Ciò che risulta mancante nel nostro panorama radiofonico è una tradizione di talk radio – quella del film dimenticato di Oliver Stone, per intenderci -, con una eccezione: Radio Padania Libera. Nel senso che è l'unica che pratica il genere – con quali risultati, verificatelo sulle sue frequenze dopo un respiro profondo (Radio RAI3 – Dio la preservi a lungo – nella sua eccellente programmazione, nei suoi approfondimenti, non pratica questo format: alla talk radio preferisce il confronto in diretta, a più voci e mediato. Ecco perché Radio Padania Libera vanta questa unicità. Quanto a Radio Padania Libera, i suoi discorsi mi ricordano sempre i davidiani di David Koresh. Troveranno mai la loro Waco padana?).

Nel panorama uniforme e geriatrico dell'informazione radiofonica, ci si può imbattere in passaggi tipo:“passeremo in rassegna le notizie del giorno con un tocco di leggerezza, lasciando da parte le notizie cattive”, sui quali mi rifiuto di commentare; o in quelli più professionali di eccellenti emittenti indipendenti, rovinate da presentatori con difetti di pronuncia o parlate fastidiosamente regionali.

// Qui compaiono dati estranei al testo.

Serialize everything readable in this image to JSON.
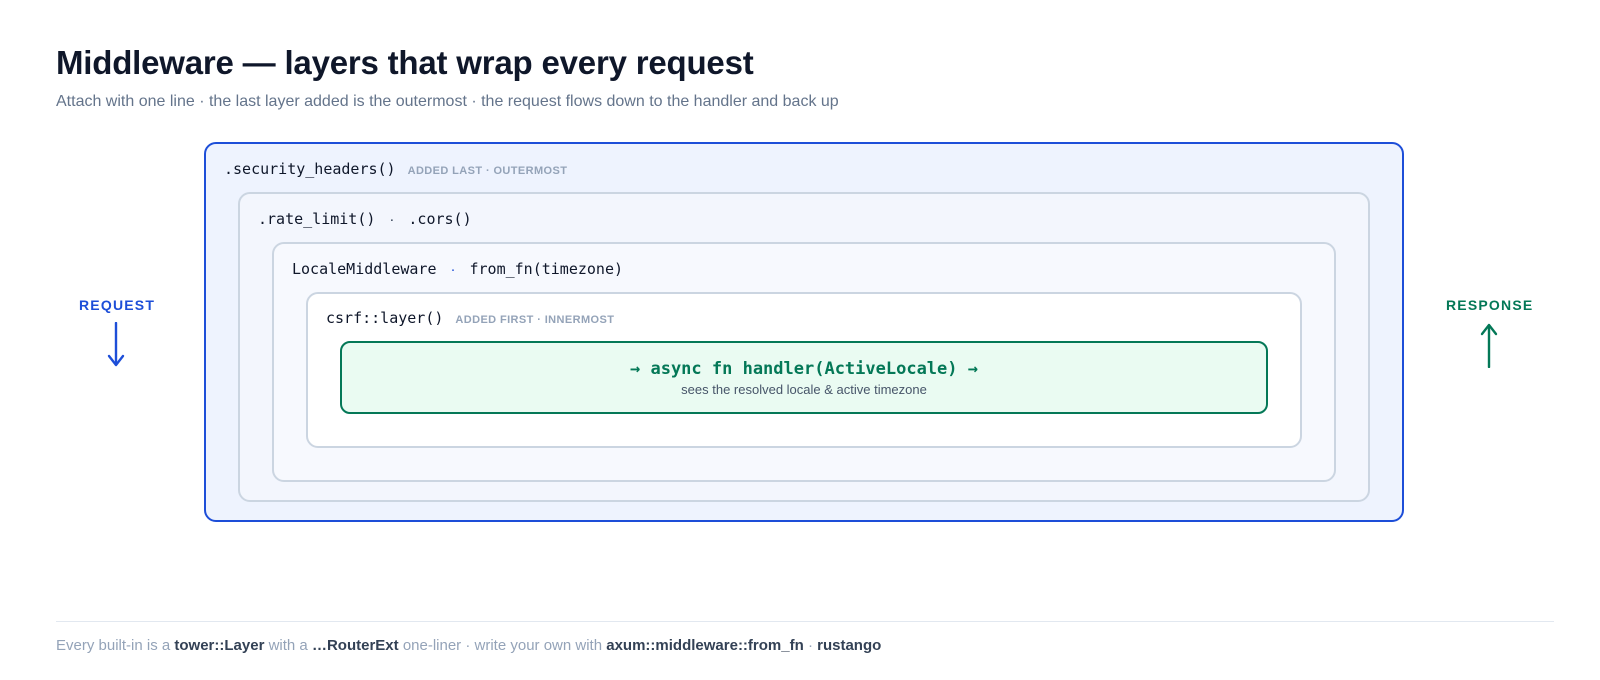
{
  "header": {
    "title": "Middleware — layers that wrap every request",
    "subtitle": "Attach with one line · the last layer added is the outermost · the request flows down to the handler and back up"
  },
  "flow": {
    "request_label": "REQUEST",
    "response_label": "RESPONSE",
    "request_color": "#1d4ed8",
    "response_color": "#047857",
    "request_icon": "arrow-down-icon",
    "response_icon": "arrow-up-icon"
  },
  "layers": [
    {
      "code": ".security_headers()",
      "tag": "ADDED LAST · OUTERMOST"
    },
    {
      "code_a": ".rate_limit()",
      "separator": "·",
      "code_b": ".cors()"
    },
    {
      "code_a": "LocaleMiddleware",
      "separator": "·",
      "code_b": "from_fn(timezone)"
    },
    {
      "code": "csrf::layer()",
      "tag": "ADDED FIRST · INNERMOST"
    }
  ],
  "handler": {
    "signature": "→ async fn handler(ActiveLocale) →",
    "note": "sees the resolved locale & active timezone"
  },
  "colors": {
    "outer_border": "#1d4ed8",
    "handler_border": "#047857",
    "handler_fill": "#eafbf2"
  },
  "footer": {
    "t1": "Every built-in is a",
    "b1": "tower::Layer",
    "t2": "with a",
    "b2": "…RouterExt",
    "t3": "one-liner · write your own with",
    "b3": "axum::middleware::from_fn",
    "t4": "·",
    "b4": "rustango"
  }
}
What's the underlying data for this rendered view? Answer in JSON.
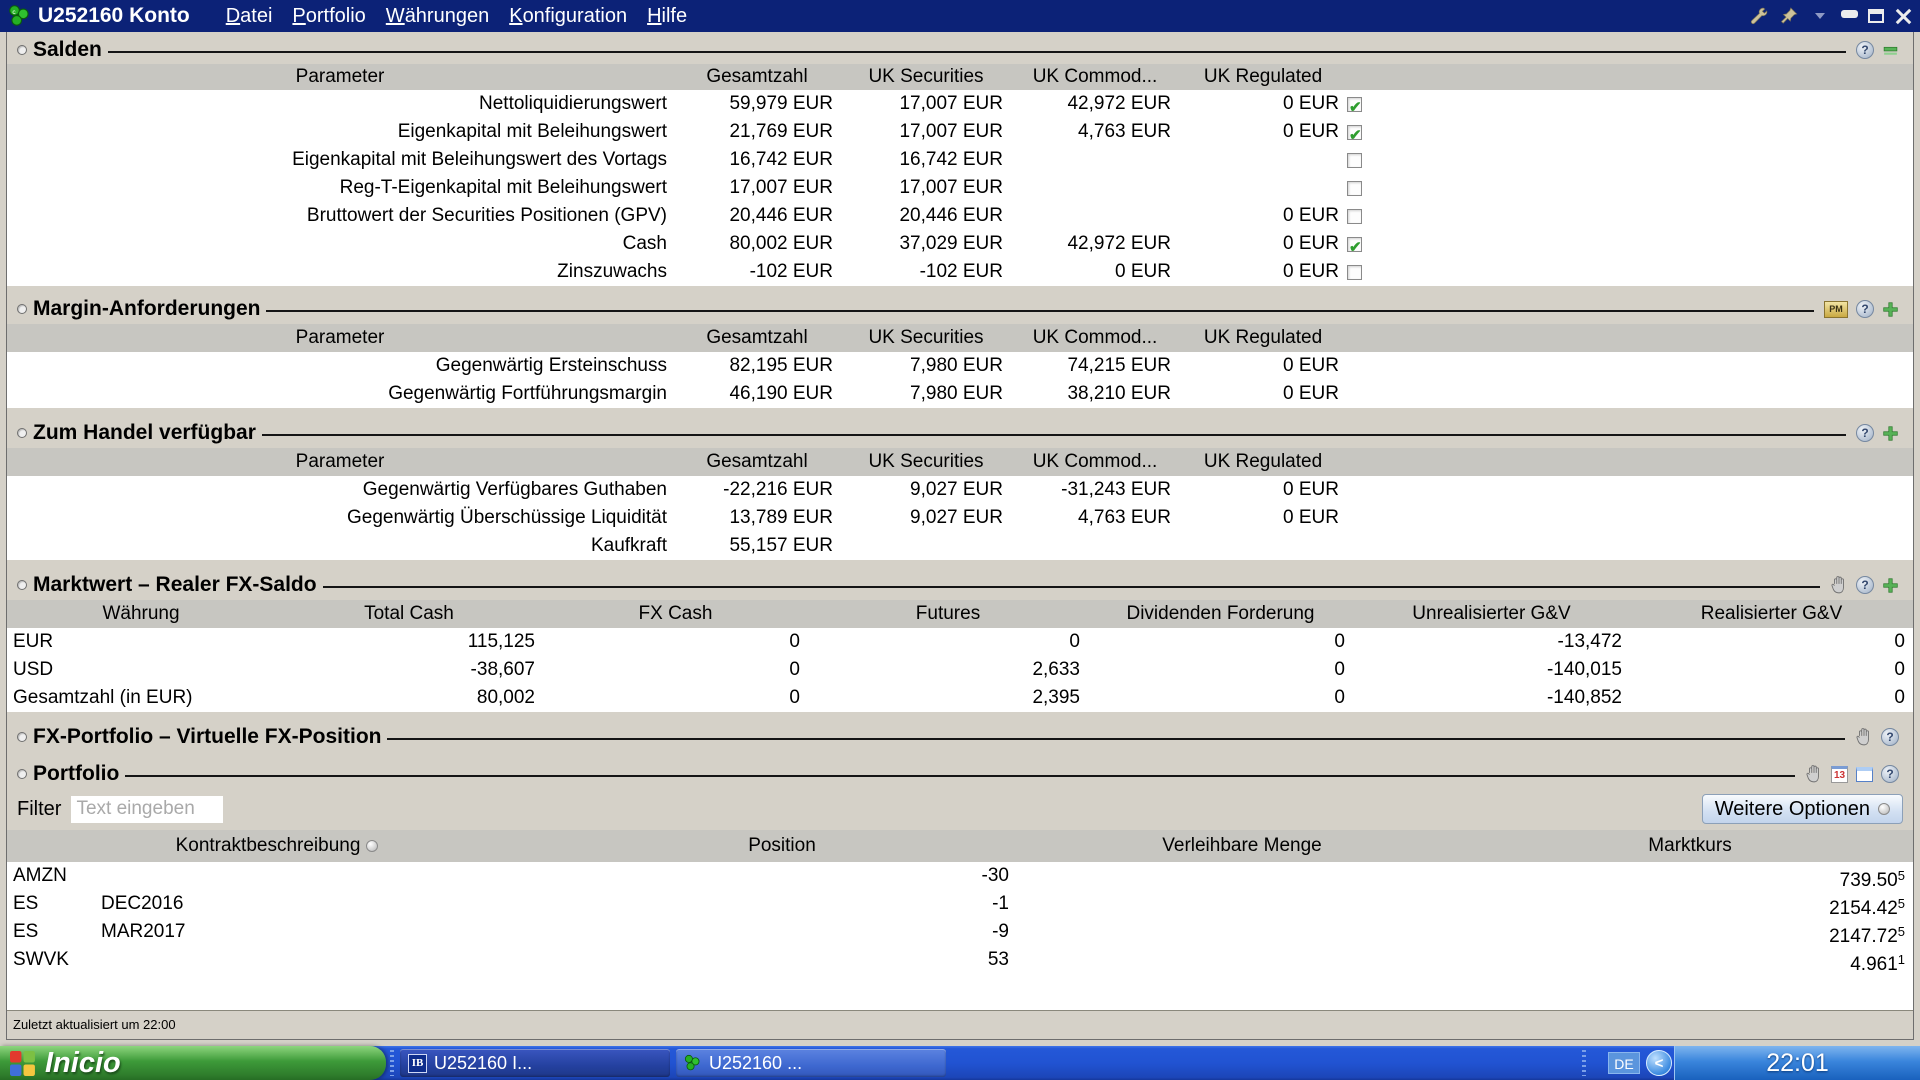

Isole felici? Sì, ve ne sono: Radio RAI3, quantomeno per la coerenza del palinsesto (sebbene anch'essa, in un contesto di ascolto random, può presentarsi con rassegne di musica antica che altro non fanno che aumentare le vendite dei Bon Jovi); Radio RAI2, nella prima e seconda serata, e a seconda dei conduttori, unica a proporre le sofisticatezze del panorama electronica internazionale; Radio DeeJay, quando Linus si fa umile perché ha in studio gli Elio E Le Storie Tese – e non Emis Killa – per il settimanale di Cordialmente.

Yehudi Menuhin raccontò in una intervista di sentirsi violato dalla musica nei supermercati e centri commerciali. Per quanto improntato ad un intellettualismo sterile, trovo tutt'altro che scontato sottolineare che un ascolto privato della libera scelta e del pensiero sia fortemente alienante – esattamente quanto avviene con l'auto-tuning.

Ho recentemente riascoltato Brad Mehldau, a casa e sdraiato sul divano. E al di la dell'aspetto tecnico, ciò che ammalia in questo pianista meraviglioso è la costante ricerca della musica percepita dentro di sé. È forse la qualità che più caratterizza la figura del musicista vero. È un atteggiamento che il musicista attua nell'esecuzione per conferire a questa un senso il più alto possibile. È un atteggiamento che noi tutti possiamo attuare nell'ascolto per risolvere una parte del caos e conferire alle nostre vite un senso altrettanto alto, lontano da ogni pratica assimilativa automatica ed incontrollata.